In light of the PGP traits mentioned above, the improvement of plant growth under halo stress could be the result of an improvement of nutrients uptake, hormones regulation [90,91], and enzymatic activities [92]. Salinity negatively affects plant growth and yield [93,94] with a high negative impact on the root system [51]. The presence of NaCl affects also aerial parts, with a reduction in photosynthesis due to a decrease of chlorophylls content [7,95,96]. Our findings underlined a good influence of actinomycetes inoculation on plants. In particular, the inoculation with strains S. iakyrus G10, S. ambofaciens J27, and S. xantholiticus K12 induced a plant salinity tolerance up to 1 M NaCl. The nature of halotolerant actinomycetes used in this study may be the subject of a future in-depth study on their use as biofertilizers to improve crops in soils affected by salinity. Biofertilization strategy already showed positive outcomes in plant growth and development of several crops [67,97,98]. The accumulation of proline is an important mechanism for osmotic regulation under salt stress. Our results showed that at increasing NaCl concentrations, the accumulation of proline is more pronounced in plants inoculated by actinomycetes strains. In response to environmental stresses, plants store proline and other compatible solutes as an adaptive response to osmotic unbalance. In fact, proline promotes water retention in the cytoplasm, at high salt concentrations; it appears to be a mechanism for stress tolerance in plants. Proline is an osmolyte stabilizing the cells and a source of nitrogen, carbon, and energy for plant growth. This amino acid provide also tolerance to salt stress by cell turgor maintenance and cells protection against oxidative damages [4,5,99,100,101,102,103].

5. Conclusions

Salinity is currently one of the main problems of agricultural soil with a strong negative impact on crops productivity. To overcome this problem only a few effective and sustainable actions have been proposed. Therefore, studies on sustainable strategies to overcome soil salinity should be encouraged. A promising tool for improving crop productivity under salt stress conditions is inoculation with halophilic/halotolerant PGPB.

The present study allowed to select PGPB based on their ability to induce salt stress tolerance in plants up to 1 M NaCl. Among fourteen isolates of actinomycetes, the best induction of tolerance was recorded for plants inoculated with strain S. iakyrus G10, S. ambofaciens J27. S. xantholiticus K12 also showed an interesting tolerance induction at 1M NaCl. Further studies should be undertaken to evaluate the possibility of producing biofertilizers with these strains.

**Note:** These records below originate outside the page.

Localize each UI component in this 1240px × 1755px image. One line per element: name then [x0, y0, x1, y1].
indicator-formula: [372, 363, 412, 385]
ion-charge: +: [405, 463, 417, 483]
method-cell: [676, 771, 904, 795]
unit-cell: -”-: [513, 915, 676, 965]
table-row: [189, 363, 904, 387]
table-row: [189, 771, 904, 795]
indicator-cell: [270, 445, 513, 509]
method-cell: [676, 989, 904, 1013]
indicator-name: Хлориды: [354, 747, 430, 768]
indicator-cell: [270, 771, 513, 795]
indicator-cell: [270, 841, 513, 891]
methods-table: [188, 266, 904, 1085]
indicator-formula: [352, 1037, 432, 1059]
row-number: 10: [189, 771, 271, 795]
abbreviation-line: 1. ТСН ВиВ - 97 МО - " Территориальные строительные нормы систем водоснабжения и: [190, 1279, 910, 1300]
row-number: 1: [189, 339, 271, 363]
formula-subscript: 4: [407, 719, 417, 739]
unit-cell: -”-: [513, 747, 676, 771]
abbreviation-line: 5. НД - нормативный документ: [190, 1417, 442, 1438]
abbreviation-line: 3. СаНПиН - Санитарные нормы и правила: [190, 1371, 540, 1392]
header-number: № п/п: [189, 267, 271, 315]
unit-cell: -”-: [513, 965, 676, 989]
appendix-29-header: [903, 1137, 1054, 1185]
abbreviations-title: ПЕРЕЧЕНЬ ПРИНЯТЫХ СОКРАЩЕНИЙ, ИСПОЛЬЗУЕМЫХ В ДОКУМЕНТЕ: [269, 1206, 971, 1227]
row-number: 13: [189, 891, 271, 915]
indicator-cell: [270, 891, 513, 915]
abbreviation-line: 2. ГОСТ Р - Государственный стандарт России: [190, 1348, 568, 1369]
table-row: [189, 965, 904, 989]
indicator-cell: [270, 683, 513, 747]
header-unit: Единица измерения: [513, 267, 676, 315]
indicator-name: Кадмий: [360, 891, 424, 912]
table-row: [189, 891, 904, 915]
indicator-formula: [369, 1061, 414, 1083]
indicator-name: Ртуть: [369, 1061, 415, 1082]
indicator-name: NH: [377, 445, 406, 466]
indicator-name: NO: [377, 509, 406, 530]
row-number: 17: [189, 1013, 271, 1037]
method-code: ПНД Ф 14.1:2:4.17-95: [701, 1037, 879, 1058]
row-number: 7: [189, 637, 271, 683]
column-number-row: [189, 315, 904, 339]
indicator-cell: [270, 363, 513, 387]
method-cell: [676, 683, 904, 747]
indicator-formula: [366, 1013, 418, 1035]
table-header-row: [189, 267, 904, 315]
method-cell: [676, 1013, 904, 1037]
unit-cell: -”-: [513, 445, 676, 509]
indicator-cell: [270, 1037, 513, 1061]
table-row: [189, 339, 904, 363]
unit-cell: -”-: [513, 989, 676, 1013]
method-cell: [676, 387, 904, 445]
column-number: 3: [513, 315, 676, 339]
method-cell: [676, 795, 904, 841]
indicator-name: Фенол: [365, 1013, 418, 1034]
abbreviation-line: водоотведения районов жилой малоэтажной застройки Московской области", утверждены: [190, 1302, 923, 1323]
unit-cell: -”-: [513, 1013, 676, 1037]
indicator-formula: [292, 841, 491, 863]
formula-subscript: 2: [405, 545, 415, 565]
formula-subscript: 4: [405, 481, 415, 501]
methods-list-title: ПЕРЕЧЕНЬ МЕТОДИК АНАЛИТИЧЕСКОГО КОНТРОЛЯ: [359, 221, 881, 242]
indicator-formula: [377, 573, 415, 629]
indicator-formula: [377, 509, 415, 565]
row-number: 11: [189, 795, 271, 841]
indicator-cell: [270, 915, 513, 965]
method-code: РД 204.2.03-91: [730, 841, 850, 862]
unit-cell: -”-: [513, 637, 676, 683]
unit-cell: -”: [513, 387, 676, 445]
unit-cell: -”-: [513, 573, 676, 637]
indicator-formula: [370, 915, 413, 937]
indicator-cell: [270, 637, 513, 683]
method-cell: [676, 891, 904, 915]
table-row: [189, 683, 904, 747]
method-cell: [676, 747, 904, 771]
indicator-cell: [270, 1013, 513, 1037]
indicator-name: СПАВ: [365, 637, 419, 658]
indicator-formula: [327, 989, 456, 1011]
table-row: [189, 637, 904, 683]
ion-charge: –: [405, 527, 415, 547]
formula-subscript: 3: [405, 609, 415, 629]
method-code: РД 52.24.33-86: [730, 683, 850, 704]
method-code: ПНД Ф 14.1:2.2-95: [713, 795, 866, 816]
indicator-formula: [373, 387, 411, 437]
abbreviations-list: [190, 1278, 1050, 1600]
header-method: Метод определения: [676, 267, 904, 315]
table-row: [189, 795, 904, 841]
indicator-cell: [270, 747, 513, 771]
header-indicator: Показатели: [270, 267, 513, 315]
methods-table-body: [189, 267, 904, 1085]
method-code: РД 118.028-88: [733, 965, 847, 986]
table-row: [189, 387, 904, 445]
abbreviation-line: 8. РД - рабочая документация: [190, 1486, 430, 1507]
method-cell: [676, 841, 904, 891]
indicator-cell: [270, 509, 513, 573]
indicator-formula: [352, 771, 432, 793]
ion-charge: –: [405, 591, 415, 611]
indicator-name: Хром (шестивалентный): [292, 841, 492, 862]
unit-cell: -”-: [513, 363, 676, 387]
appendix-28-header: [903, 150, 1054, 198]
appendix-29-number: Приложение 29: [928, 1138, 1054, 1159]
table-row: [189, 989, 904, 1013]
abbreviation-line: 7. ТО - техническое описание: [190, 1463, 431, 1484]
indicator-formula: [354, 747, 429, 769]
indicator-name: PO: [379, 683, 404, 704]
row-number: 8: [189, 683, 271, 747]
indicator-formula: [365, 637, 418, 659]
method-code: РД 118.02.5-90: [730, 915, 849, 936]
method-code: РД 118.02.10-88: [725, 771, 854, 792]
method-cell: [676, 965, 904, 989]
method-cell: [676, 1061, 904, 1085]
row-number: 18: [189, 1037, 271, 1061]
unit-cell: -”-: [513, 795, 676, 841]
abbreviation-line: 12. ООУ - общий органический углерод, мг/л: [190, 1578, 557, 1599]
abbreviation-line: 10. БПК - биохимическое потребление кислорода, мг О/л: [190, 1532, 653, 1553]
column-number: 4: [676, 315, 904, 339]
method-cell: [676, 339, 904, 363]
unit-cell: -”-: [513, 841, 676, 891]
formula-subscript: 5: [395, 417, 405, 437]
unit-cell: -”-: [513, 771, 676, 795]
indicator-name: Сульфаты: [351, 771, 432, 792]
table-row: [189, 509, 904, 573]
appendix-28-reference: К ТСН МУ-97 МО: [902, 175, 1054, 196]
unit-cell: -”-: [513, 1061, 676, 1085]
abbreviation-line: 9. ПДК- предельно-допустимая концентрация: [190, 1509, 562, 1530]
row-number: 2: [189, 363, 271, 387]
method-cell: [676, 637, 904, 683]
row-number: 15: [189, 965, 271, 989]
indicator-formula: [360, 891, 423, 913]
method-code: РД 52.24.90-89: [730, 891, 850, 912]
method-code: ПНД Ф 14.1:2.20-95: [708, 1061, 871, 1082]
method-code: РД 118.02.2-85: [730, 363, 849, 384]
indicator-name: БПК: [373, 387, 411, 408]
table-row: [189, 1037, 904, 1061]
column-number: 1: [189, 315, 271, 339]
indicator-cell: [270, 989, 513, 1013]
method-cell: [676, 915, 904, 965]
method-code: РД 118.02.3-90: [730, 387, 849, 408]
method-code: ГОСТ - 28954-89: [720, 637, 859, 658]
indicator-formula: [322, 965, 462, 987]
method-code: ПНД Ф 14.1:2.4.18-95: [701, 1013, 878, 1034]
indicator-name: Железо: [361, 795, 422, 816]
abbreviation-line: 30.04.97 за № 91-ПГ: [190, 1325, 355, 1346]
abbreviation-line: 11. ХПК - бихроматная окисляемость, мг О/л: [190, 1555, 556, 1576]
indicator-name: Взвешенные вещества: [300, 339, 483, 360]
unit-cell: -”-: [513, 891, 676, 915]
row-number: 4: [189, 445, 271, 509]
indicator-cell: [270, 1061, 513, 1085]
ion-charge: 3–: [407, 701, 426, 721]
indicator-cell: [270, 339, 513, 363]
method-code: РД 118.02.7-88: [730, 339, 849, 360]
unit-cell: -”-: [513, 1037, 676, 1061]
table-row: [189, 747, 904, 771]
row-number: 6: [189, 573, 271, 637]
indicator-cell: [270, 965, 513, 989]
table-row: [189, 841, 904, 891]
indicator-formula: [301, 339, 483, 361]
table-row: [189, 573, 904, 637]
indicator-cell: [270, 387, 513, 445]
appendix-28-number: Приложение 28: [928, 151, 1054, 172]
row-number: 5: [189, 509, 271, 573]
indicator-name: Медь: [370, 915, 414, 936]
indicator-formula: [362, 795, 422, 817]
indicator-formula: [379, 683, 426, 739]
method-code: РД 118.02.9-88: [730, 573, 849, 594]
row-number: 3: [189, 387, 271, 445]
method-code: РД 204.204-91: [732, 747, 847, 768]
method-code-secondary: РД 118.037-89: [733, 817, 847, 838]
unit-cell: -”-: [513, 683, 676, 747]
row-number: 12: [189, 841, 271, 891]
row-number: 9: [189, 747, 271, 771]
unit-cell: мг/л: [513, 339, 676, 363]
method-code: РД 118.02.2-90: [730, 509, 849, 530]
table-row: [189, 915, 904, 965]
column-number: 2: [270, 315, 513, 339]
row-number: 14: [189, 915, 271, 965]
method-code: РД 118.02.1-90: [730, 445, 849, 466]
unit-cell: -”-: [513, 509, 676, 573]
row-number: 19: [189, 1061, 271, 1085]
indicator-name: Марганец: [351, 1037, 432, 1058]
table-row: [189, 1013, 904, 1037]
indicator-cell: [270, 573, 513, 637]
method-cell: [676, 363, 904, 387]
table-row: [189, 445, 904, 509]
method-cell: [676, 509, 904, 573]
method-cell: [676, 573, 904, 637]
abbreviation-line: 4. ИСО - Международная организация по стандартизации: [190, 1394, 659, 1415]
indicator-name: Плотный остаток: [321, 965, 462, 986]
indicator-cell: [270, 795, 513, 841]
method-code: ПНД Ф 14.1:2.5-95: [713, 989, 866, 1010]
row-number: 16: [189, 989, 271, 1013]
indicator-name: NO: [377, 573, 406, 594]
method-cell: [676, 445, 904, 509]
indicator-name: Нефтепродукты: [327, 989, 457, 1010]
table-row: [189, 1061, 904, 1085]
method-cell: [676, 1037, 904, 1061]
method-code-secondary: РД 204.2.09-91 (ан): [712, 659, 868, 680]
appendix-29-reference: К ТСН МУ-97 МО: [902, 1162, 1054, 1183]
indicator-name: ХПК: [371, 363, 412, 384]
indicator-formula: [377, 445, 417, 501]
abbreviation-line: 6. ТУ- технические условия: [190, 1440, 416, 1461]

Moreover, these strains could be joined in a consortium, to evaluate possible synergistic effects. The effectiveness of the formulations should be also investigated in open field experiments and on different crops. Even if it is necessary to make further investigation, the results obtained in the present work are a good starting point for the development of biofertilizers useful for overcoming the high salinity in soils.